LostRuins / koboldcpp

Run GGUF models easily with a KoboldAI UI. One File. Zero Install.
https://github.com/lostruins/koboldcpp
GNU Affero General Public License v3.0
4.97k stars 349 forks source link

Request cancellation via OpenAI API does not seem to work #745

Open KizzyCode opened 6 months ago

KizzyCode commented 6 months ago

If I use koboldcpp's OpenAI API via SillyTavern or LibreChat, and then cancel the request via the stop buttons, more often than not, koboldcpp happily keeps generating new tokens until either the token limit is reached or it comes to a conclusion.

I'm not 100% sure if that's a problem with koboldcpp; but since both frontends seem to work with other backends and fail with koboldcpp, I'd guess it is the outlier here.

Steps to reproduce:

  1. Setup SillyTavern or LibreChat
  2. Connect it to koboldcpp via the OpenAI v1 API
  3. Try to abort a request
LostRuins commented 6 months ago

Are you using streaming?

KizzyCode commented 6 months ago

Positive, I'm using streaming. Also, in like 1 out of 4 cases it seems to abort correctly, so I'm a bit puzzled... This is my koboldcpp config: miqu-1-70b.q5_K_M.kcpps.zip. I don't know of a good way to export SillyTavern's or LibreChat's config, but both are pretty vanilla.
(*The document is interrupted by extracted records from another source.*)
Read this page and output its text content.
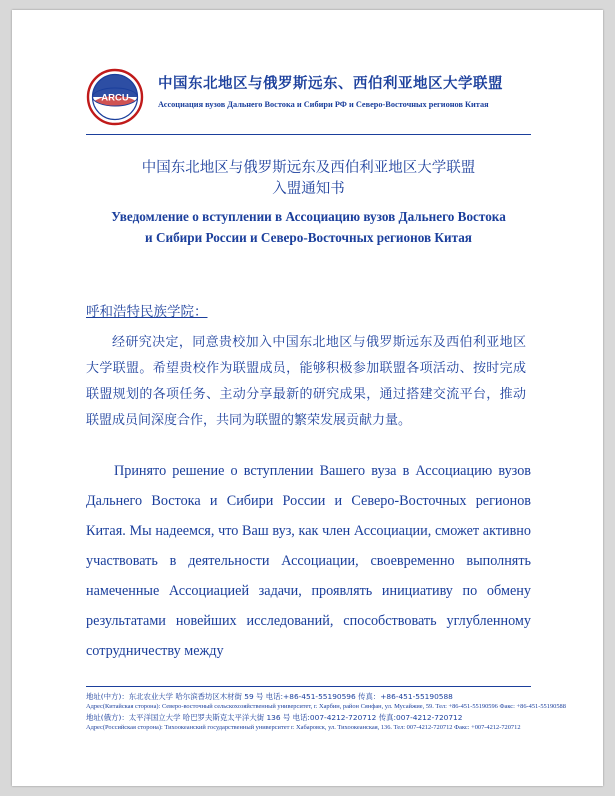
ARCU
中国东北地区与俄罗斯远东、西伯利亚地区大学联盟
Ассоциация вузов Дальнего Востока и Сибири РФ и Северо-Восточных регионов Китая
中国东北地区与俄罗斯远东及西伯利亚地区大学联盟
入盟通知书
Уведомление о вступлении в Ассоциацию вузов Дальнего Востока и Сибири России и Северо-Восточных регионов Китая
呼和浩特民族学院：

经研究决定，同意贵校加入中国东北地区与俄罗斯远东及西伯利亚地区大学联盟。希望贵校作为联盟成员，能够积极参加联盟各项活动、按时完成联盟规划的各项任务、主动分享最新的研究成果，通过搭建交流平台，推动联盟成员间深度合作，共同为联盟的繁荣发展贡献力量。

Принято решение о вступлении Вашего вуза в Ассоциацию вузов Дальнего Востока и Сибири России и Северо-Восточных регионов Китая. Мы надеемся, что Ваш вуз, как член Ассоциации, сможет активно участвовать в деятельности Ассоциации, своевременно выполнять намеченные Ассоциацией задачи, проявлять инициативу по обмену результатами новейших исследований, способствовать углубленному сотрудничеству между

地址(中方)：东北农业大学 哈尔滨香坊区木材街 59 号 电话:+86-451-55190596 传真：+86-451-55190588
Адрес(Китайская сторона): Северо-восточный сельскохозяйственный университет, г. Харбин, район Сянфан, ул. Мусайжие, 59. Тел: +86-451-55190596 Факс: +86-451-55190588
地址(俄方)：太平洋国立大学 哈巴罗夫斯克太平洋大街 136 号 电话:007-4212-720712 传真:007-4212-720712
Адрес(Российская сторона): Тихоокеанский государственный университет г. Хабаровск, ул. Тихоокеанская, 136. Тел: 007-4212-720712 Факс: +007-4212-720712
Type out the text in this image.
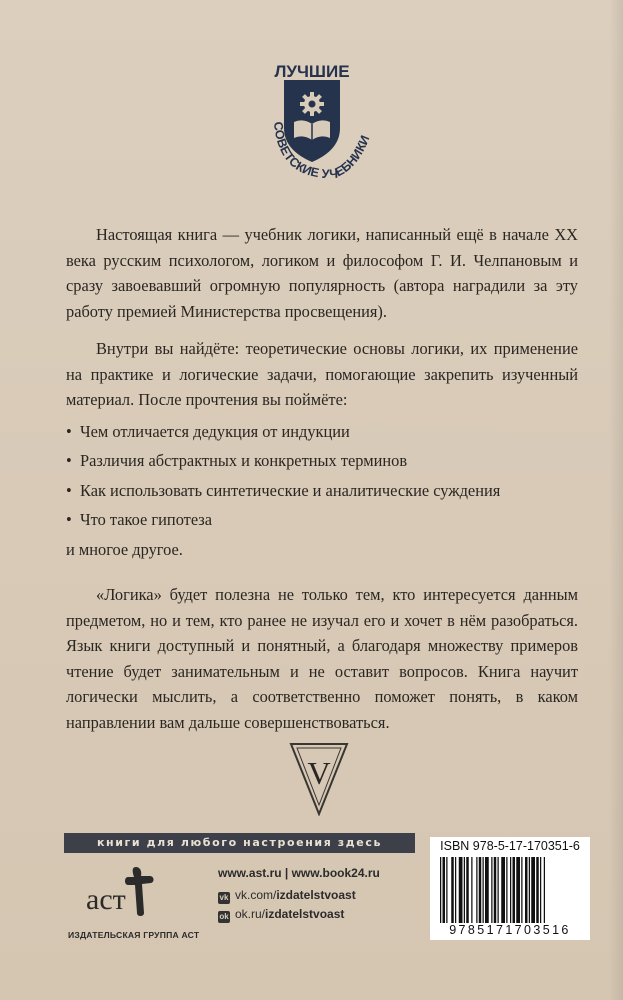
СОВЕТСКИЕ УЧЕБНИКИ
ЛУЧШИЕ

Настоящая книга — учебник логики, написанный ещё в начале XX века русским психологом, логиком и философом Г. И. Челпановым и сразу завоевавший огромную популярность (автора наградили за эту работу премией Министерства просвещения).

Внутри вы найдёте: теоретические основы логики, их применение на практике и логические задачи, помогающие закрепить изученный материал. После прочтения вы поймёте:

• Чем отличается дедукция от индукции
• Различия абстрактных и конкретных терминов
• Как использовать синтетические и аналитические суждения
• Что такое гипотеза

и многое другое.

«Логика» будет полезна не только тем, кто интересуется данным предметом, но и тем, кто ранее не изучал его и хочет в нём разобраться. Язык книги доступный и понятный, а благодаря множеству примеров чтение будет занимательным и не оставит вопросов. Книга научит логически мыслить, а соответственно поможет понять, в каком направлении вам дальше совершенствоваться.

V
книги для любого настроения здесь
аст
ИЗДАТЕЛЬСКАЯ ГРУППА АСТ
www.ast.ru | www.book24.ru
vk vk.com/izdatelstvoast
ok ok.ru/izdatelstvoast
ISBN 978-5-17-170351-6
9785171703516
LostRuins commented 6 months ago

What version of sillytavern and koboldcpp are you using? Did you select the "koboldCpp" option under text-completions endpoints?

KizzyCode commented 6 months ago

Api-type is Text Completion/KoboldCpp: Screenshot 2024-03-14 at 15 15 13

LostRuins commented 6 months ago

Hmm that is odd then. I'm not very sure, but i'll look into it. Did you try see if it mainline koboldcpp works compared to the rocm fork?

KizzyCode commented 6 months ago

Nope, I didn't; but I can try later, just to be sure it's not related to the rocm patches. Will give an update :)

KizzyCode commented 6 months ago

Happens too with the current vanilla release.